I have such an incredibly hard time talking to people I don’t know first, especially someone I like. I would definitely consider myself an introvert. I’m very outgoing when I’m around my friends, but when it comes to other people, I am so paranoid. I think what a lot of people who aren’t reserved don’t understand is how hard it is for someone who is introverted and anxious to just go up and talk to someone they like, or text them out of the blue.

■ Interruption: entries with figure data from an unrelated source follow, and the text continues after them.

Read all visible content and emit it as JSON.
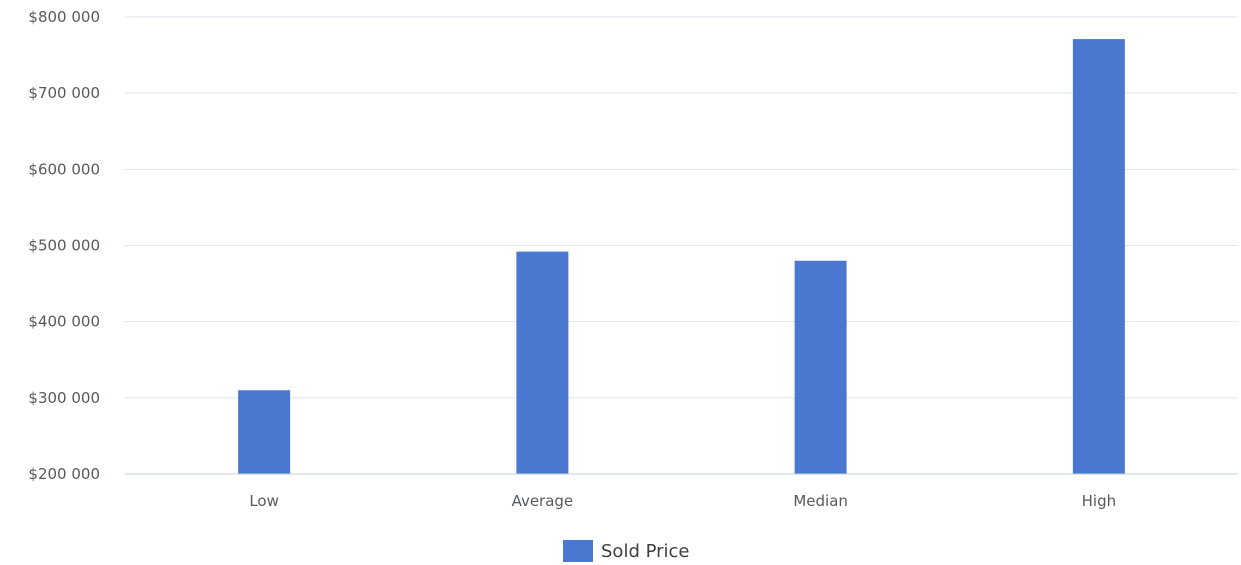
{
  "chart_data": {
    "type": "bar",
    "categories": [
      "Low",
      "Average",
      "Median",
      "High"
    ],
    "series": [
      {
        "name": "Sold Price",
        "values": [
          310000,
          492000,
          480000,
          771000
        ],
        "color": "#4a78d0"
      }
    ],
    "yticks": [
      "$800 000",
      "$700 000",
      "$600 000",
      "$500 000",
      "$400 000",
      "$300 000",
      "$200 000"
    ],
    "ylim": [
      200000,
      800000
    ],
    "grid": true,
    "legend_position": "bottom-center",
    "title": "",
    "xlabel": "",
    "ylabel": ""
  }
}
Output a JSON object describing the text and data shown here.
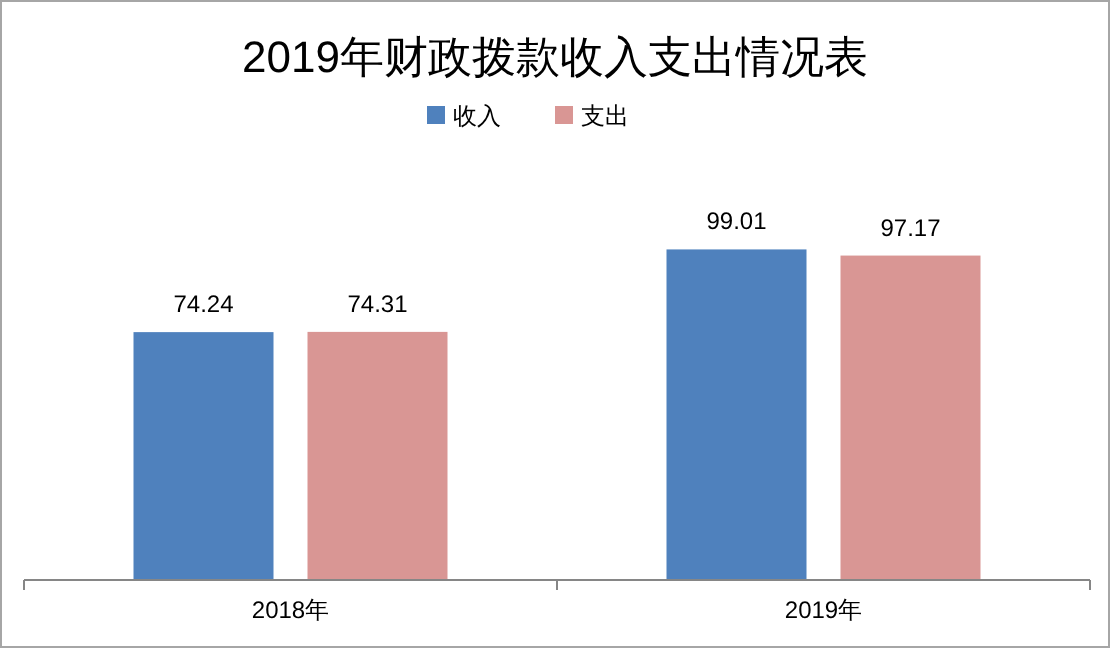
{
  "chart_data": {
    "type": "bar",
    "title": "2019年财政拨款收入支出情况表",
    "categories": [
      "2018年",
      "2019年"
    ],
    "series": [
      {
        "name": "收入",
        "color": "#4f81bd",
        "values": [
          74.24,
          99.01
        ]
      },
      {
        "name": "支出",
        "color": "#d99694",
        "values": [
          74.31,
          97.17
        ]
      }
    ],
    "data_labels": true,
    "legend": "top",
    "grid": false
  }
}
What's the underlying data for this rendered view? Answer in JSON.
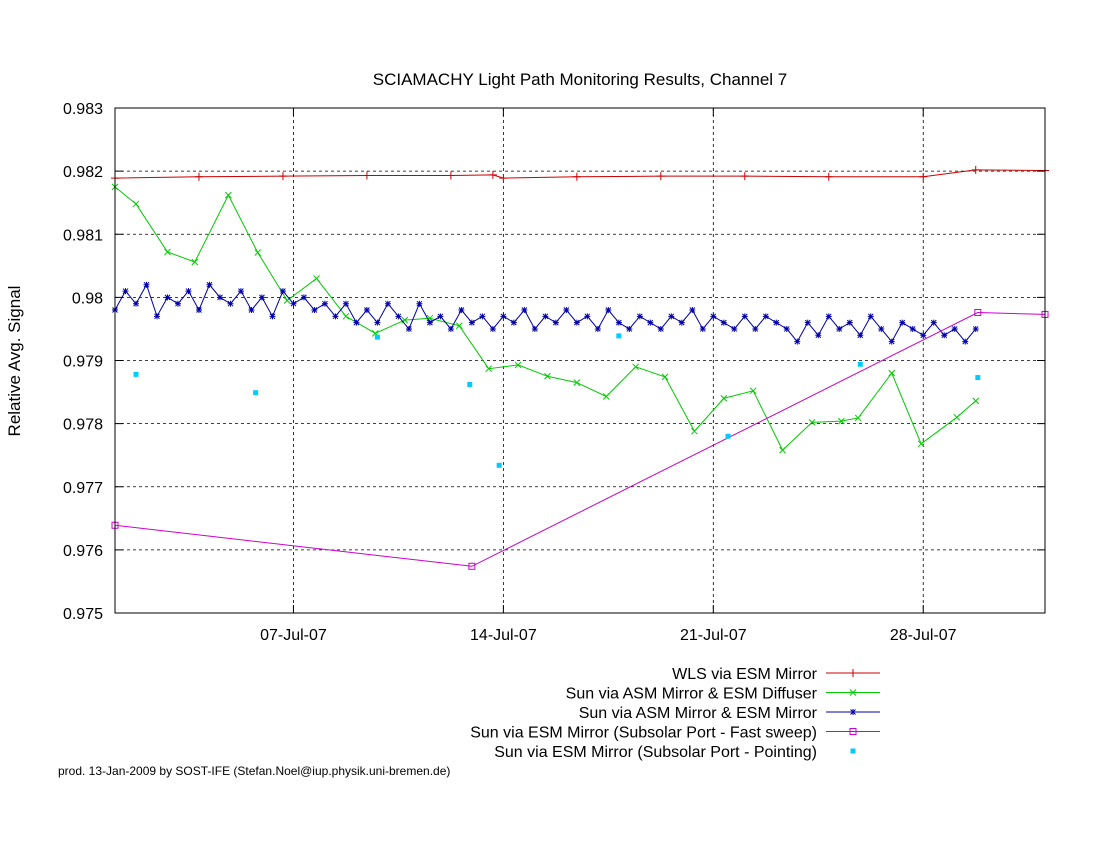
{
  "chart_data": {
    "type": "line",
    "title": "SCIAMACHY Light Path Monitoring Results, Channel 7",
    "xlabel": "",
    "ylabel": "Relative Avg. Signal",
    "xlim": [
      0,
      44.3
    ],
    "ylim": [
      0.975,
      0.983
    ],
    "x_ticks": [
      {
        "x": 8.5,
        "label": "07-Jul-07"
      },
      {
        "x": 18.5,
        "label": "14-Jul-07"
      },
      {
        "x": 28.5,
        "label": "21-Jul-07"
      },
      {
        "x": 38.5,
        "label": "28-Jul-07"
      }
    ],
    "y_ticks": [
      {
        "y": 0.975,
        "label": "0.975"
      },
      {
        "y": 0.976,
        "label": "0.976"
      },
      {
        "y": 0.977,
        "label": "0.977"
      },
      {
        "y": 0.978,
        "label": "0.978"
      },
      {
        "y": 0.979,
        "label": "0.979"
      },
      {
        "y": 0.98,
        "label": "0.98"
      },
      {
        "y": 0.981,
        "label": "0.981"
      },
      {
        "y": 0.982,
        "label": "0.982"
      },
      {
        "y": 0.983,
        "label": "0.983"
      }
    ],
    "grid": true,
    "legend_position": "bottom-right below plot",
    "series": [
      {
        "name": "WLS via ESM Mirror",
        "color": "#cc0000",
        "marker": "plus",
        "x": [
          0,
          4,
          8,
          12,
          16,
          18,
          18.5,
          22,
          26,
          30,
          34,
          38.5,
          41,
          44.3
        ],
        "y": [
          0.98189,
          0.98191,
          0.98192,
          0.98193,
          0.98193,
          0.98194,
          0.98189,
          0.98191,
          0.98192,
          0.98192,
          0.98191,
          0.98191,
          0.98202,
          0.98201
        ]
      },
      {
        "name": "Sun via ASM Mirror & ESM Diffuser",
        "color": "#00cc00",
        "marker": "cross",
        "x": [
          0,
          1,
          2.5,
          3.8,
          5.4,
          6.8,
          8.2,
          9.6,
          11,
          12.4,
          13.8,
          15,
          16.4,
          17.8,
          19.2,
          20.6,
          22,
          23.4,
          24.8,
          26.2,
          27.6,
          29,
          30.4,
          31.8,
          33.2,
          34.6,
          35.4,
          37,
          38.4,
          40.1,
          41
        ],
        "y": [
          0.98175,
          0.98148,
          0.98072,
          0.98056,
          0.98162,
          0.98071,
          0.97995,
          0.9803,
          0.9797,
          0.97943,
          0.97964,
          0.97967,
          0.97955,
          0.97887,
          0.97893,
          0.97875,
          0.97865,
          0.97843,
          0.9789,
          0.97874,
          0.97788,
          0.9784,
          0.97852,
          0.97758,
          0.97802,
          0.97804,
          0.97809,
          0.9788,
          0.97768,
          0.9781,
          0.97836
        ]
      },
      {
        "name": "Sun via ASM Mirror & ESM Mirror",
        "color": "#0000aa",
        "marker": "star",
        "x": [
          0,
          0.5,
          1,
          1.5,
          2,
          2.5,
          3,
          3.5,
          4,
          4.5,
          5,
          5.5,
          6,
          6.5,
          7,
          7.5,
          8,
          8.5,
          9,
          9.5,
          10,
          10.5,
          11,
          11.5,
          12,
          12.5,
          13,
          13.5,
          14,
          14.5,
          15,
          15.5,
          16,
          16.5,
          17,
          17.5,
          18,
          18.5,
          19,
          19.5,
          20,
          20.5,
          21,
          21.5,
          22,
          22.5,
          23,
          23.5,
          24,
          24.5,
          25,
          25.5,
          26,
          26.5,
          27,
          27.5,
          28,
          28.5,
          29,
          29.5,
          30,
          30.5,
          31,
          31.5,
          32,
          32.5,
          33,
          33.5,
          34,
          34.5,
          35,
          35.5,
          36,
          36.5,
          37,
          37.5,
          38,
          38.5,
          39,
          39.5,
          40,
          40.5,
          41
        ],
        "y": [
          0.9798,
          0.9801,
          0.9799,
          0.9802,
          0.9797,
          0.98,
          0.9799,
          0.9801,
          0.9798,
          0.9802,
          0.98,
          0.9799,
          0.9801,
          0.9798,
          0.98,
          0.9797,
          0.9801,
          0.9799,
          0.98,
          0.9798,
          0.9799,
          0.9797,
          0.9799,
          0.9796,
          0.9798,
          0.9796,
          0.9799,
          0.9797,
          0.9795,
          0.9799,
          0.9796,
          0.9797,
          0.9795,
          0.9798,
          0.9796,
          0.9797,
          0.9795,
          0.9797,
          0.9796,
          0.9798,
          0.9795,
          0.9797,
          0.9796,
          0.9798,
          0.9796,
          0.9797,
          0.9795,
          0.9798,
          0.9796,
          0.9795,
          0.9797,
          0.9796,
          0.9795,
          0.9797,
          0.9796,
          0.9798,
          0.9795,
          0.9797,
          0.9796,
          0.9795,
          0.9797,
          0.9795,
          0.9797,
          0.9796,
          0.9795,
          0.9793,
          0.9796,
          0.9794,
          0.9797,
          0.9795,
          0.9796,
          0.9794,
          0.9797,
          0.9795,
          0.9793,
          0.9796,
          0.9795,
          0.9794,
          0.9796,
          0.9794,
          0.9795,
          0.9793,
          0.9795
        ]
      },
      {
        "name": "Sun via ESM Mirror (Subsolar Port - Fast sweep)",
        "color": "#cc00cc",
        "marker": "square",
        "x": [
          0,
          17,
          41.1,
          44.3
        ],
        "y": [
          0.97639,
          0.97574,
          0.97976,
          0.97973
        ]
      },
      {
        "name": "Sun via ESM Mirror (Subsolar Port - Pointing)",
        "color": "#00ccff",
        "marker": "dot",
        "line": false,
        "x": [
          1,
          6.7,
          12.5,
          16.9,
          18.3,
          24,
          29.2,
          35.5,
          41.1
        ],
        "y": [
          0.97878,
          0.97849,
          0.97937,
          0.97862,
          0.97734,
          0.97939,
          0.9778,
          0.97894,
          0.97873
        ]
      }
    ]
  },
  "footer": "prod. 13-Jan-2009 by SOST-IFE (Stefan.Noel@iup.physik.uni-bremen.de)"
}
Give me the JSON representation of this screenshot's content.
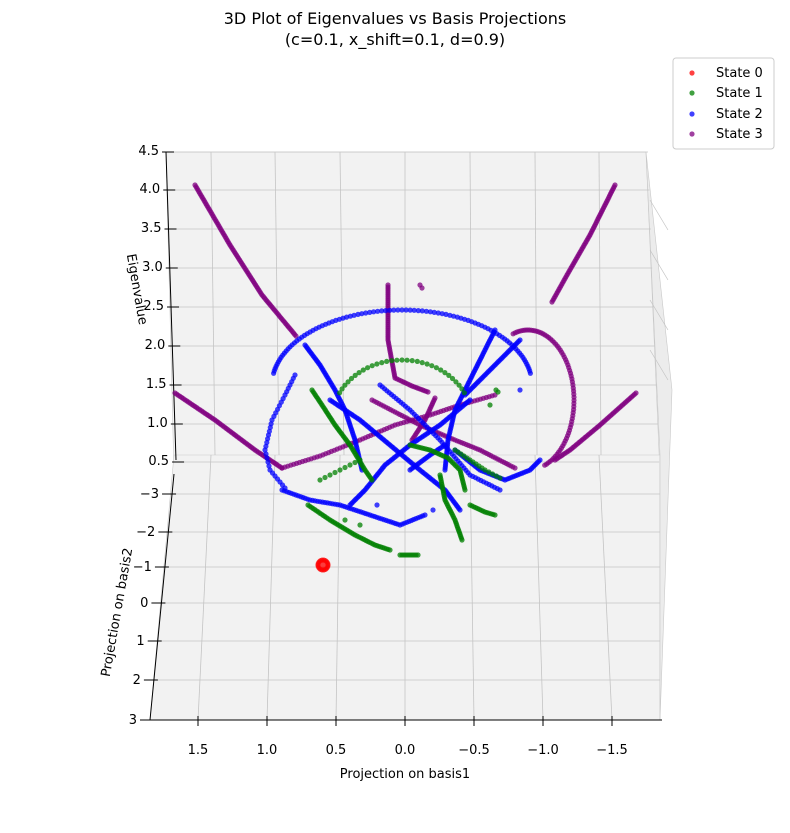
{
  "chart_data": {
    "type": "scatter",
    "title_line1": "3D Plot of Eigenvalues vs Basis Projections",
    "title_line2": "(c=0.1, x_shift=0.1, d=0.9)",
    "xlabel": "Projection on basis1",
    "ylabel": "Projection on basis2",
    "zlabel": "Eigenvalue",
    "xlim": [
      1.8,
      -1.8
    ],
    "ylim": [
      -3.5,
      3.0
    ],
    "zlim": [
      0.3,
      4.5
    ],
    "x_ticks": [
      "1.5",
      "1.0",
      "0.5",
      "0.0",
      "−0.5",
      "−1.0",
      "−1.5"
    ],
    "y_ticks": [
      "−3",
      "−2",
      "−1",
      "0",
      "1",
      "2",
      "3"
    ],
    "z_ticks": [
      "4.5",
      "4.0",
      "3.5",
      "3.0",
      "2.5",
      "2.0",
      "1.5",
      "1.0",
      "0.5"
    ],
    "grid": true,
    "legend_position": "top-right",
    "series": [
      {
        "name": "State 0",
        "color": "#ff0000"
      },
      {
        "name": "State 1",
        "color": "#008000"
      },
      {
        "name": "State 2",
        "color": "#0000ff"
      },
      {
        "name": "State 3",
        "color": "#800080"
      }
    ]
  }
}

You would think that if someone likes a person that much that they would get the confidence to talk to them, but it’s not that simple. You start to think of every possible thing that could go wrong, or every awkward situation that could happen and it freaks you out. It’s a constant battle with yourself because you want that person to talk to you, but the idea of talking to them terrifies you. It’s almost like you wish you could instantly know someone and not feel so afraid to have a conversation with them. You wish you could automatically feel comfortable with someone so you could be yourself and be the outgoing person your friends and family know you to be. You begin to analyze everything they do and think, “Oh maybe that was a sign! Maybe they like me” because you are way too scared to go up and ask them yourself.
It’s almost impossible to pursue anyone because introverts (at least me anyway) sit back and watch as other people pursue the person that they like. Then they say to themselves, “Oh well” (and maybe eat a tub of ice cream because they’ve invested so much of their time thinking about what the relationship would look like that it feels like an imaginary breakup) and move on just like they’ve done so many other times.
I can’t sit here and give some big solution to the problem because frankly, I haven’t fixed it myself. I still can’t go up to people I like and talk to them first. I constantly daydream about what it would be like to actually have it work out.
I guess the point of this article is to bring some kind of awareness to others that don’t quite understand anxious introverts like myself. It’s harder than you think. But I’ll keep you posted and let you know if anything ends up working out (lol).
I know it’s hard but the only thing that ever makes me feel better, is trusting that there is someone for everyone and that God will give you a push if He knows that’s the one. Keep the faith and continue dreaming about the day your crush ends up liking you, because according to Disney, dreams do come true.